Switching from an antidepressant medication to psychotherapy or vice versa may improve symptoms in chronically depressed patients who prove unresponsive to their initial treatment, according to an article in the May issue of Archives of General Psychiatry, one of the JAMA/Archives journals.
"A substantial proportion of patients treated for depression do not respond to the initial trial of either an antidepressant medication or depression-targeted psychotherapy," according to background information in the article. For those resistant to treatment there are several options available, including switching medication, enhancing or combining medications, and switching to or enhancing treatment with psychotherapy.

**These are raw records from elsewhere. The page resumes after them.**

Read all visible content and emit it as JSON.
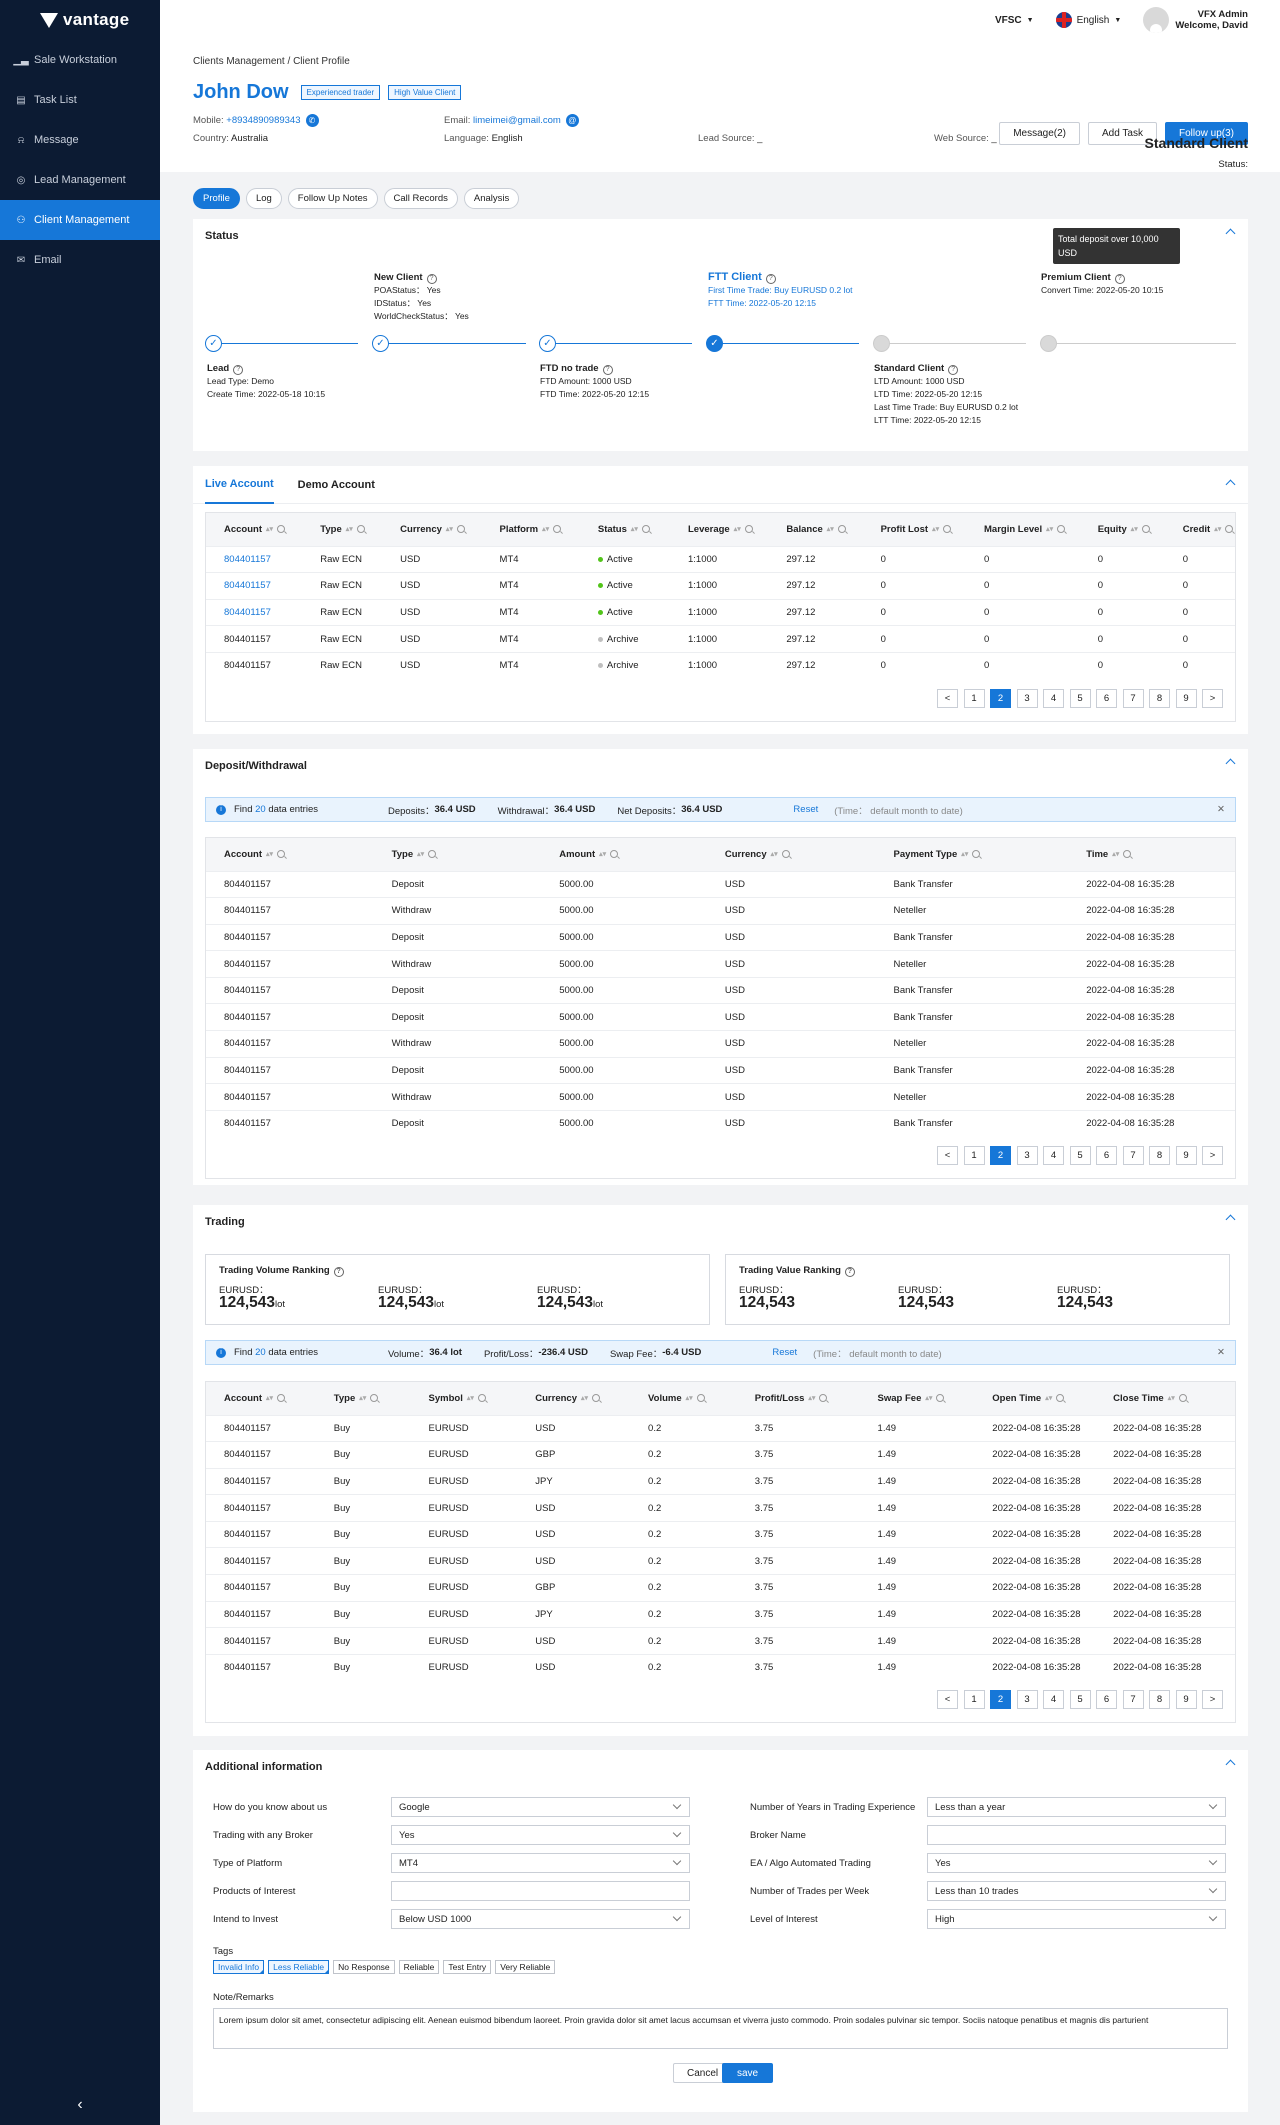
{
  "brand": "vantage",
  "nav": [
    {
      "label": "Sale Workstation",
      "icon": "bar-chart-icon"
    },
    {
      "label": "Task List",
      "icon": "document-icon"
    },
    {
      "label": "Message",
      "icon": "bell-icon"
    },
    {
      "label": "Lead Management",
      "icon": "lead-icon"
    },
    {
      "label": "Client Management",
      "icon": "users-icon",
      "active": true
    },
    {
      "label": "Email",
      "icon": "mail-icon"
    }
  ],
  "topbar": {
    "entity": "VFSC",
    "language": "English",
    "user_line1": "VFX Admin",
    "user_line2": "Welcome, David"
  },
  "breadcrumb": {
    "parent": "Clients Management",
    "sep": "/",
    "current": "Client Profile"
  },
  "client": {
    "name": "John Dow",
    "tags": [
      "Experienced trader",
      "High Value Client"
    ],
    "mobile_label": "Mobile:",
    "mobile": "+8934890989343",
    "email_label": "Email:",
    "email": "limeimei@gmail.com",
    "country_label": "Country:",
    "country": "Australia",
    "language_label": "Language:",
    "language": "English",
    "lead_source_label": "Lead Source:",
    "lead_source": "_",
    "web_source_label": "Web Source:",
    "web_source": "_",
    "status_label": "Status:",
    "status_value": "Standard Client"
  },
  "actions": {
    "message": "Message(2)",
    "add_task": "Add Task",
    "follow_up": "Follow up(3)"
  },
  "tabs": [
    "Profile",
    "Log",
    "Follow Up Notes",
    "Call Records",
    "Analysis"
  ],
  "status": {
    "title": "Status",
    "new_client": {
      "title": "New Client",
      "lines": [
        "POAStatus： Yes",
        "IDStatus： Yes",
        "WorldCheckStatus： Yes"
      ]
    },
    "ftt_client": {
      "title": "FTT Client",
      "lines": [
        "First Time Trade: Buy EURUSD  0.2 lot",
        "FTT Time: 2022-05-20 12:15"
      ]
    },
    "premium_client": {
      "title": "Premium Client",
      "lines": [
        "Convert Time: 2022-05-20 10:15"
      ]
    },
    "tooltip": "Total deposit over 10,000 USD",
    "lead": {
      "title": "Lead",
      "lines": [
        "Lead Type: Demo",
        "Create Time: 2022-05-18 10:15"
      ]
    },
    "ftd": {
      "title": "FTD no trade",
      "lines": [
        "FTD Amount: 1000 USD",
        "FTD Time: 2022-05-20 12:15"
      ]
    },
    "standard": {
      "title": "Standard Client",
      "lines": [
        "LTD Amount: 1000 USD",
        "LTD Time: 2022-05-20 12:15",
        "Last Time Trade: Buy EURUSD  0.2 lot",
        "LTT Time: 2022-05-20 12:15"
      ]
    }
  },
  "accounts": {
    "tabs": [
      "Live Account",
      "Demo Account"
    ],
    "columns": [
      "Account",
      "Type",
      "Currency",
      "Platform",
      "Status",
      "Leverage",
      "Balance",
      "Profit Lost",
      "Margin Level",
      "Equity",
      "Credit"
    ],
    "rows": [
      [
        "804401157",
        "Raw ECN",
        "USD",
        "MT4",
        "Active",
        "1:1000",
        "297.12",
        "0",
        "0",
        "0",
        "0"
      ],
      [
        "804401157",
        "Raw ECN",
        "USD",
        "MT4",
        "Active",
        "1:1000",
        "297.12",
        "0",
        "0",
        "0",
        "0"
      ],
      [
        "804401157",
        "Raw ECN",
        "USD",
        "MT4",
        "Active",
        "1:1000",
        "297.12",
        "0",
        "0",
        "0",
        "0"
      ],
      [
        "804401157",
        "Raw ECN",
        "USD",
        "MT4",
        "Archive",
        "1:1000",
        "297.12",
        "0",
        "0",
        "0",
        "0"
      ],
      [
        "804401157",
        "Raw ECN",
        "USD",
        "MT4",
        "Archive",
        "1:1000",
        "297.12",
        "0",
        "0",
        "0",
        "0"
      ]
    ],
    "linked_rows": [
      true,
      true,
      true,
      false,
      false
    ]
  },
  "pager": {
    "pages": [
      "1",
      "2",
      "3",
      "4",
      "5",
      "6",
      "7",
      "8",
      "9"
    ],
    "current": "2",
    "prev": "<",
    "next": ">"
  },
  "deposit": {
    "title": "Deposit/Withdrawal",
    "info": {
      "find": "Find",
      "count": "20",
      "entries": "data entries",
      "deposits_label": "Deposits：",
      "deposits": "36.4 USD",
      "withdrawal_label": "Withdrawal：",
      "withdrawal": "36.4 USD",
      "net_label": "Net Deposits：",
      "net": "36.4 USD",
      "reset": "Reset",
      "time_note": "(Time： default month to date)"
    },
    "columns": [
      "Account",
      "Type",
      "Amount",
      "Currency",
      "Payment Type",
      "Time"
    ],
    "rows": [
      [
        "804401157",
        "Deposit",
        "5000.00",
        "USD",
        "Bank Transfer",
        "2022-04-08 16:35:28"
      ],
      [
        "804401157",
        "Withdraw",
        "5000.00",
        "USD",
        "Neteller",
        "2022-04-08 16:35:28"
      ],
      [
        "804401157",
        "Deposit",
        "5000.00",
        "USD",
        "Bank Transfer",
        "2022-04-08 16:35:28"
      ],
      [
        "804401157",
        "Withdraw",
        "5000.00",
        "USD",
        "Neteller",
        "2022-04-08 16:35:28"
      ],
      [
        "804401157",
        "Deposit",
        "5000.00",
        "USD",
        "Bank Transfer",
        "2022-04-08 16:35:28"
      ],
      [
        "804401157",
        "Deposit",
        "5000.00",
        "USD",
        "Bank Transfer",
        "2022-04-08 16:35:28"
      ],
      [
        "804401157",
        "Withdraw",
        "5000.00",
        "USD",
        "Neteller",
        "2022-04-08 16:35:28"
      ],
      [
        "804401157",
        "Deposit",
        "5000.00",
        "USD",
        "Bank Transfer",
        "2022-04-08 16:35:28"
      ],
      [
        "804401157",
        "Withdraw",
        "5000.00",
        "USD",
        "Neteller",
        "2022-04-08 16:35:28"
      ],
      [
        "804401157",
        "Deposit",
        "5000.00",
        "USD",
        "Bank Transfer",
        "2022-04-08 16:35:28"
      ]
    ]
  },
  "trading": {
    "title": "Trading",
    "volume_ranking": {
      "title": "Trading Volume Ranking",
      "items": [
        {
          "label": "EURUSD：",
          "value": "124,543",
          "unit": "lot"
        },
        {
          "label": "EURUSD：",
          "value": "124,543",
          "unit": "lot"
        },
        {
          "label": "EURUSD：",
          "value": "124,543",
          "unit": "lot"
        }
      ]
    },
    "value_ranking": {
      "title": "Trading Value Ranking",
      "items": [
        {
          "label": "EURUSD：",
          "value": "124,543"
        },
        {
          "label": "EURUSD：",
          "value": "124,543"
        },
        {
          "label": "EURUSD：",
          "value": "124,543"
        }
      ]
    },
    "info": {
      "find": "Find",
      "count": "20",
      "entries": "data entries",
      "volume_label": "Volume：",
      "volume": "36.4 lot",
      "pl_label": "Profit/Loss：",
      "pl": "-236.4 USD",
      "swap_label": "Swap Fee：",
      "swap": "-6.4 USD",
      "reset": "Reset",
      "time_note": "(Time： default month to date)"
    },
    "columns": [
      "Account",
      "Type",
      "Symbol",
      "Currency",
      "Volume",
      "Profit/Loss",
      "Swap Fee",
      "Open Time",
      "Close Time"
    ],
    "rows": [
      [
        "804401157",
        "Buy",
        "EURUSD",
        "USD",
        "0.2",
        "3.75",
        "1.49",
        "2022-04-08 16:35:28",
        "2022-04-08 16:35:28"
      ],
      [
        "804401157",
        "Buy",
        "EURUSD",
        "GBP",
        "0.2",
        "3.75",
        "1.49",
        "2022-04-08 16:35:28",
        "2022-04-08 16:35:28"
      ],
      [
        "804401157",
        "Buy",
        "EURUSD",
        "JPY",
        "0.2",
        "3.75",
        "1.49",
        "2022-04-08 16:35:28",
        "2022-04-08 16:35:28"
      ],
      [
        "804401157",
        "Buy",
        "EURUSD",
        "USD",
        "0.2",
        "3.75",
        "1.49",
        "2022-04-08 16:35:28",
        "2022-04-08 16:35:28"
      ],
      [
        "804401157",
        "Buy",
        "EURUSD",
        "USD",
        "0.2",
        "3.75",
        "1.49",
        "2022-04-08 16:35:28",
        "2022-04-08 16:35:28"
      ],
      [
        "804401157",
        "Buy",
        "EURUSD",
        "USD",
        "0.2",
        "3.75",
        "1.49",
        "2022-04-08 16:35:28",
        "2022-04-08 16:35:28"
      ],
      [
        "804401157",
        "Buy",
        "EURUSD",
        "GBP",
        "0.2",
        "3.75",
        "1.49",
        "2022-04-08 16:35:28",
        "2022-04-08 16:35:28"
      ],
      [
        "804401157",
        "Buy",
        "EURUSD",
        "JPY",
        "0.2",
        "3.75",
        "1.49",
        "2022-04-08 16:35:28",
        "2022-04-08 16:35:28"
      ],
      [
        "804401157",
        "Buy",
        "EURUSD",
        "USD",
        "0.2",
        "3.75",
        "1.49",
        "2022-04-08 16:35:28",
        "2022-04-08 16:35:28"
      ],
      [
        "804401157",
        "Buy",
        "EURUSD",
        "USD",
        "0.2",
        "3.75",
        "1.49",
        "2022-04-08 16:35:28",
        "2022-04-08 16:35:28"
      ]
    ]
  },
  "additional": {
    "title": "Additional information",
    "left": [
      {
        "label": "How do you know about us",
        "value": "Google",
        "type": "select"
      },
      {
        "label": "Trading with any Broker",
        "value": "Yes",
        "type": "select"
      },
      {
        "label": "Type of Platform",
        "value": "MT4",
        "type": "select"
      },
      {
        "label": "Products of Interest",
        "value": "",
        "type": "input"
      },
      {
        "label": "Intend to Invest",
        "value": "Below USD 1000",
        "type": "select"
      }
    ],
    "right": [
      {
        "label": "Number of Years in Trading Experience",
        "value": "Less than a year",
        "type": "select"
      },
      {
        "label": "Broker Name",
        "value": "",
        "type": "input"
      },
      {
        "label": "EA / Algo Automated Trading",
        "value": "Yes",
        "type": "select"
      },
      {
        "label": "Number of Trades per Week",
        "value": "Less than 10 trades",
        "type": "select"
      },
      {
        "label": "Level of Interest",
        "value": "High",
        "type": "select"
      }
    ],
    "tags_label": "Tags",
    "tags": [
      {
        "label": "Invalid Info",
        "selected": true
      },
      {
        "label": "Less Reliable",
        "selected": true
      },
      {
        "label": "No Response",
        "selected": false
      },
      {
        "label": "Reliable",
        "selected": false
      },
      {
        "label": "Test Entry",
        "selected": false
      },
      {
        "label": "Very Reliable",
        "selected": false
      }
    ],
    "notes_label": "Note/Remarks",
    "notes": "Lorem ipsum dolor sit amet, consectetur adipiscing elit. Aenean euismod bibendum laoreet. Proin gravida dolor sit amet lacus accumsan et viverra justo commodo. Proin sodales pulvinar sic tempor. Sociis natoque penatibus et magnis dis parturient",
    "cancel": "Cancel",
    "save": "save"
  },
  "colors": {
    "primary": "#1677d8",
    "sidebar": "#0c1b33",
    "active_dot": "#52c41a",
    "archive_dot": "#bfbfbf"
  }
}
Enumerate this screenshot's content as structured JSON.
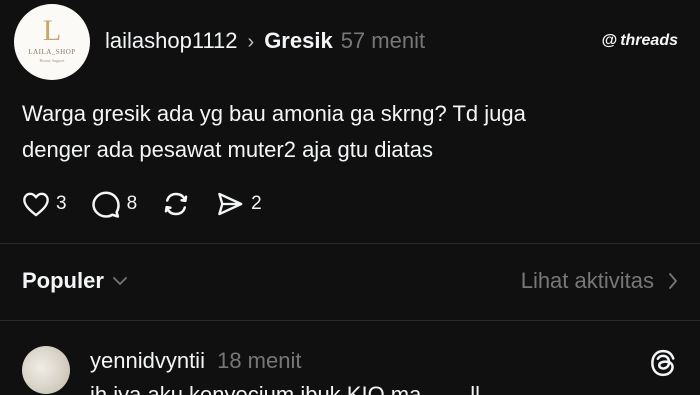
{
  "post": {
    "author": "lailashop1112",
    "location": "Gresik",
    "time": "57 menit",
    "avatar_logo": {
      "letter": "L",
      "name": "LAILA_SHOP",
      "tagline": "Beauty Support"
    },
    "text_lines": [
      "Warga gresik ada yg bau amonia ga skrng? Td juga",
      "denger ada pesawat muter2 aja gtu diatas"
    ],
    "actions": {
      "likes": "3",
      "replies": "8",
      "shares": "2"
    }
  },
  "brand": {
    "at_symbol": "@",
    "name": "threads"
  },
  "sort_bar": {
    "sort_label": "Populer",
    "activity_label": "Lihat aktivitas"
  },
  "reply": {
    "author": "yennidvyntii",
    "time": "18 menit",
    "preview_text": "ih iya aku kenyecium ibuk KIO ma.... ...ll"
  },
  "colors": {
    "background": "#101010",
    "text_primary": "#f3f5f7",
    "text_secondary": "#777777",
    "divider": "#2a2a2a"
  },
  "icons": {
    "like": "heart-icon",
    "reply": "comment-bubble-icon",
    "repost": "repost-icon",
    "share": "send-icon",
    "chevron_down": "chevron-down-icon",
    "chevron_right": "chevron-right-icon",
    "threads_logo": "threads-logo-icon"
  }
}
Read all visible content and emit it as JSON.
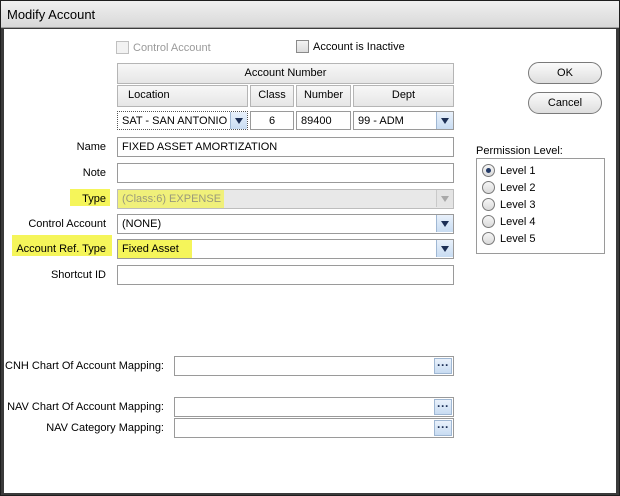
{
  "window": {
    "title": "Modify Account"
  },
  "checkboxes": {
    "control_account": "Control Account",
    "account_inactive": "Account is Inactive"
  },
  "account_number": {
    "header": "Account Number",
    "columns": {
      "location": "Location",
      "class": "Class",
      "number": "Number",
      "dept": "Dept"
    },
    "values": {
      "location": "SAT - SAN ANTONIO",
      "class": "6",
      "number": "89400",
      "dept": "99 - ADM"
    }
  },
  "fields": {
    "name": {
      "label": "Name",
      "value": "FIXED ASSET AMORTIZATION"
    },
    "note": {
      "label": "Note",
      "value": ""
    },
    "type": {
      "label": "Type",
      "value": "(Class:6) EXPENSE"
    },
    "control_account": {
      "label": "Control Account",
      "value": "(NONE)"
    },
    "account_ref_type": {
      "label": "Account Ref. Type",
      "value": "Fixed Asset"
    },
    "shortcut_id": {
      "label": "Shortcut ID",
      "value": ""
    },
    "cnh_mapping": {
      "label": "CNH Chart Of Account Mapping:",
      "value": ""
    },
    "nav_mapping": {
      "label": "NAV Chart Of Account Mapping:",
      "value": ""
    },
    "nav_category": {
      "label": "NAV Category Mapping:",
      "value": ""
    }
  },
  "buttons": {
    "ok": "OK",
    "cancel": "Cancel"
  },
  "permission": {
    "label": "Permission Level:",
    "levels": [
      "Level 1",
      "Level 2",
      "Level 3",
      "Level 4",
      "Level 5"
    ],
    "selected": "Level 1"
  },
  "colors": {
    "highlight": "#f5f55a",
    "dropdown_accent": "#c8dcf2"
  }
}
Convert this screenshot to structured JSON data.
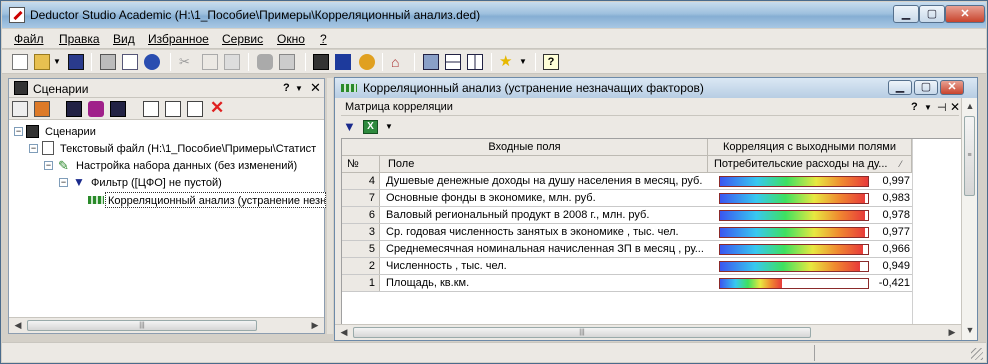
{
  "window": {
    "title": "Deductor Studio Academic (H:\\1_Пособие\\Примеры\\Корреляционный анализ.ded)"
  },
  "menu": [
    "Файл",
    "Правка",
    "Вид",
    "Избранное",
    "Сервис",
    "Окно",
    "?"
  ],
  "scenarios": {
    "title": "Сценарии",
    "hint": "?",
    "tree": [
      "Сценарии",
      "Текстовый файл (H:\\1_Пособие\\Примеры\\Статист",
      "Настройка набора данных (без изменений)",
      "Фильтр ([ЦФО] не пустой)",
      "Корреляционный анализ (устранение незн"
    ]
  },
  "report": {
    "title": "Корреляционный анализ (устранение незначащих факторов)",
    "subtitle": "Матрица корреляции",
    "hint": "?",
    "group_inputs": "Входные поля",
    "group_corr": "Корреляция с выходными полями",
    "col_num": "№",
    "col_field": "Поле",
    "col_target": "Потребительские расходы на ду...",
    "rows": [
      {
        "num": "4",
        "field": "Душевые денежные доходы на душу населения в месяц, руб.",
        "value": "0,997",
        "level": 0.997
      },
      {
        "num": "7",
        "field": "Основные фонды в экономике, млн. руб.",
        "value": "0,983",
        "level": 0.983
      },
      {
        "num": "6",
        "field": "Валовый региональный продукт в 2008 г., млн. руб.",
        "value": "0,978",
        "level": 0.978
      },
      {
        "num": "3",
        "field": "Ср. годовая численность занятых в экономике  , тыс. чел.",
        "value": "0,977",
        "level": 0.977
      },
      {
        "num": "5",
        "field": "Среднемесячная номинальная начисленная ЗП в месяц , ру...",
        "value": "0,966",
        "level": 0.966
      },
      {
        "num": "2",
        "field": "Численность , тыс. чел.",
        "value": "0,949",
        "level": 0.949
      },
      {
        "num": "1",
        "field": "Площадь,  кв.км.",
        "value": "-0,421",
        "level": 0.421
      }
    ]
  },
  "colors": {
    "bar_border": "#8b2a2a",
    "accent": "#86aed3"
  }
}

Alan F. Schatzberg, M.D., from Stanford University School of Medicine, Stanford, Calif., and colleagues studied chronically depressed patients who were treated with either nefazodone (an antidepressant medication) or cognitive behavioral analysis system of psychotherapy (CBASP) for 12 weeks. Participants in the nefazodone group received an initial does of 200 mg per day (100 mg twice daily), which increased to a maximum of 600 mg per day. Those in the CBASP group attended sessions twice weekly during the first four weeks and then once weekly until week 12. If unresponsive to either the nefazodone or CBASP, patients were switched to the other treatment.
Of the 156 nonresponders, 140 (89.7 percent) agreed to the crossover therapy. Both the switch from nefazodone to CBASP, and CBASP to nefazodone resulted in an improvement of depression symptoms. The response rates were 57 percent for those who crossed over from nefazodone to CBASP, and 42 percent for those who switched from CBASP to nefazodone. Remission rates were not significantly different in the two groups.
"Among chronically depressed individuals, CBASP appears to be efficacious for nonresponders to nefazodone, and nefazodone appears to be effective for CBASP nonresponders," the authors write. "For patients with chronic depression, the present results provide a strong basis for switching to CBASP after a medication does not produce a response and, conversely, for switching to medication after patients do not respond to an adequate trial of psychotherapy."